Tomorrow is December 1. It seems improbable that we are almost at the end of 2016. This year – for all of us – has been characterized by extremes. Extreme highs – the joy of watching the US olympic team bring home gold – and extreme lows – the polarization of the national election.
For us too as a family, we struggled with extreme highs and extreme lows. I was so sad to move from our home in northern Virginia to Texas – a state so totally unfamiliar. A place that – for me – evoked foreign images of cowboys, guns and country music. But we also rose to that challenge as a family, and with that, comes happiness. It may have taken three-quarters of a year, but we resettled and are grateful. In the end, experiencing the joy of a new place, a new adventure, and new beginnings.
I’ve reflected quite a bit on what makes the difference between the highs and the lows this year. How do we make a good situation out of a bad one? How do I make a happy life in Texas when I didn’t want to move here? How do we change the game, when we don’t like the hand we have been given? How do we swim upstream in a culture or community that we perceive as antithetical to our own thinking? How do we figure out how to mend the wounds of our country’s political divide when all we want to do is tune out?
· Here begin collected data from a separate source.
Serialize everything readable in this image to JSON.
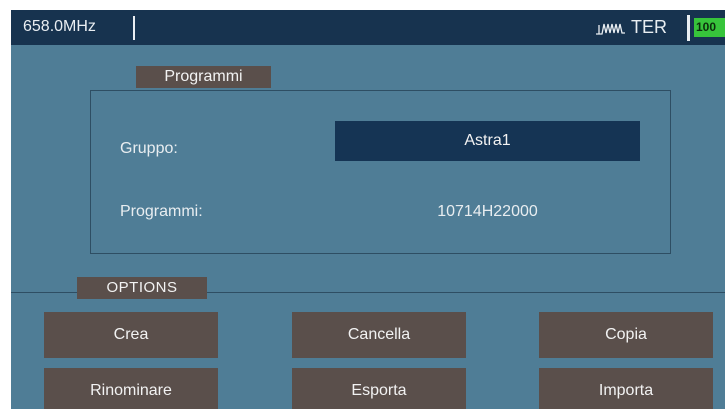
{
  "status_bar": {
    "frequency": "658.0MHz",
    "mode": "TER",
    "level": "100",
    "signal_icon": "antenna-signal-icon"
  },
  "programmi": {
    "section_title": "Programmi",
    "group_label": "Gruppo:",
    "group_value": "Astra1",
    "program_label": "Programmi:",
    "program_value": "10714H22000"
  },
  "options": {
    "section_title": "OPTIONS",
    "buttons": {
      "crea": "Crea",
      "cancella": "Cancella",
      "copia": "Copia",
      "rinominare": "Rinominare",
      "esporta": "Esporta",
      "importa": "Importa"
    }
  },
  "colors": {
    "background": "#4f7d96",
    "top_bar": "#17334f",
    "selected_field": "#153454",
    "button": "#5a4f4b",
    "level_indicator": "#37c43b"
  }
}
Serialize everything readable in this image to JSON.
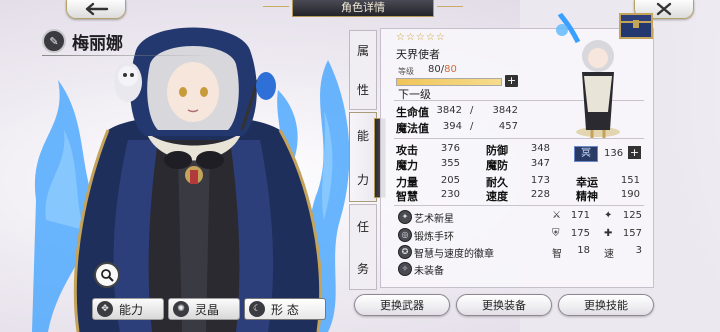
{
  "title": "角色详情",
  "character": {
    "name": "梅丽娜"
  },
  "side_tabs": [
    {
      "chars": [
        "属",
        "性"
      ]
    },
    {
      "chars": [
        "能",
        "力"
      ]
    },
    {
      "chars": [
        "任",
        "务"
      ]
    }
  ],
  "profile": {
    "stars": "☆☆☆☆☆",
    "class_name": "天界使者",
    "level_label": "等级",
    "level_current": "80",
    "level_sep": "/",
    "level_max": "80",
    "level_progress": 1.0,
    "next_level_label": "下一级"
  },
  "vitals": [
    {
      "label": "生命值",
      "current": "3842",
      "sep": "/",
      "max": "3842"
    },
    {
      "label": "魔法值",
      "current": "394",
      "sep": "/",
      "max": "457"
    }
  ],
  "stats": [
    {
      "label": "攻击",
      "value": "376"
    },
    {
      "label": "防御",
      "value": "348"
    },
    {
      "label": "魔力",
      "value": "355"
    },
    {
      "label": "魔防",
      "value": "347"
    },
    {
      "label": "力量",
      "value": "205"
    },
    {
      "label": "耐久",
      "value": "173"
    },
    {
      "label": "幸运",
      "value": "151"
    },
    {
      "label": "智慧",
      "value": "230"
    },
    {
      "label": "速度",
      "value": "228"
    },
    {
      "label": "精神",
      "value": "190"
    }
  ],
  "rank": {
    "badge": "冥",
    "value": "136"
  },
  "equipment": [
    {
      "name": "艺术新星",
      "s1": "⚔",
      "v1": "171",
      "s2": "✦",
      "v2": "125"
    },
    {
      "name": "锻炼手环",
      "s1": "⛨",
      "v1": "175",
      "s2": "✚",
      "v2": "157"
    },
    {
      "name": "智慧与速度的徽章",
      "s1": "智",
      "v1": "18",
      "s2": "速",
      "v2": "3"
    },
    {
      "name": "未装备"
    }
  ],
  "bottom_tabs": [
    {
      "label": "能力"
    },
    {
      "label": "灵晶"
    },
    {
      "label": "形 态"
    }
  ],
  "actions": [
    {
      "label": "更换武器"
    },
    {
      "label": "更换装备"
    },
    {
      "label": "更换技能"
    }
  ],
  "icons": {
    "back": "arrow-left-icon",
    "close": "close-icon",
    "search": "magnifier-icon",
    "name": "class-emblem-icon",
    "plus": "plus-icon"
  },
  "colors": {
    "accent_gold": "#c4a35a",
    "level_max": "#d06a3a",
    "flame_blue": "#3aa0ff"
  }
}
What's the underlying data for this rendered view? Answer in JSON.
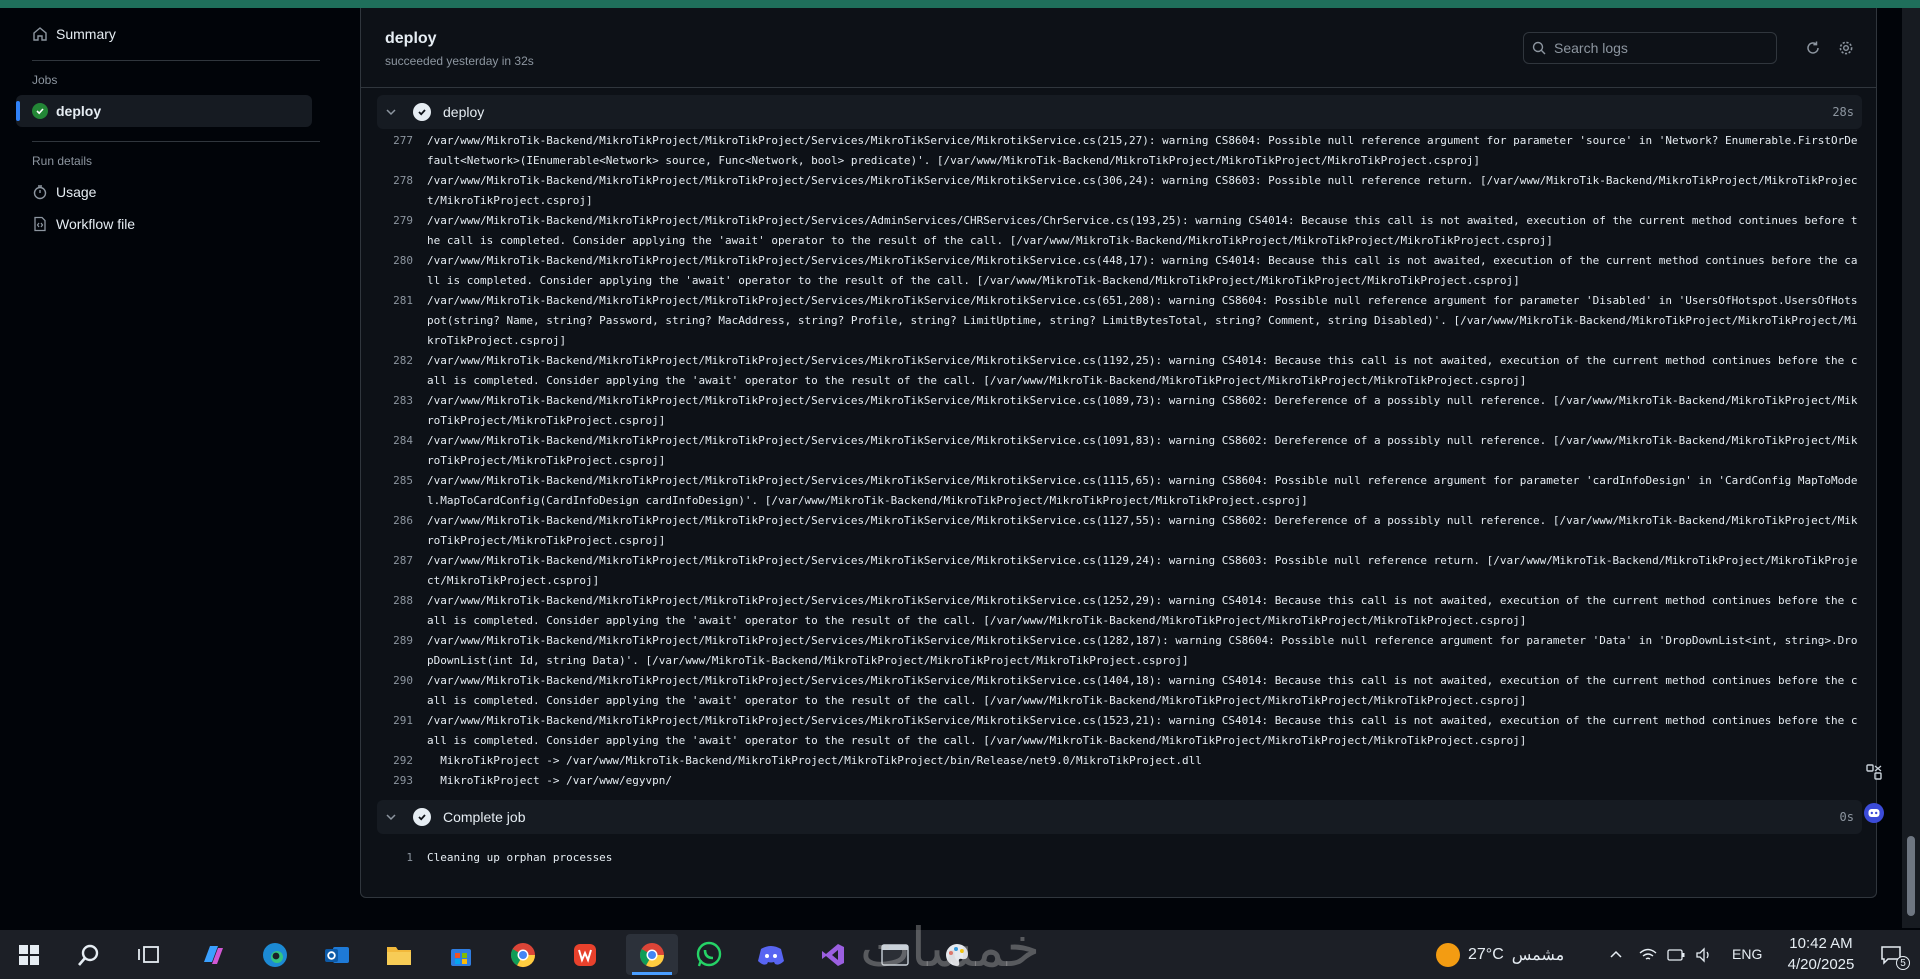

For my life, it came in a pretty simple answer. I resolved to say yes. Yes to questioning all my assumptions about Texas. Yes to trying new experiences, even if they would result in failure or make me super uncomfortable (both happened). Yes to meeting new people, even if they weren’t quite like our friends back home. Yes to getting more help with the kids, even though I was certain I could do it on my own. Yes to moving forward and trying things out. Yes to cowboy hats and jeans, huge highways, mutton busting, bible-study, monogramming and yard signs.
And here is the thing. When I said yes, things got a lot better. This fall, when I opened myself up to the possibility of new ideas – of new experiences – I started to like Texas. I may not ever be a true Houstonian, but I can appreciate this large red state for what it brings to the table. And I sure am happier.
So – if at the end of 2016 – all you want to do is curl up and tune out, I understand. I felt like that in the middle of 2016. But maybe now is the time to start listening, to meet people outside of your comfort zone, and question your own assumptions. I assumed Houston would be full of cowboys. I was really wrong.
If you felt blindsided by this year, and especially this election (as I did), my advice is to say yes. To listen, to hear and to try to understand – and maybe we have a chance at bridging the extremes in 2017.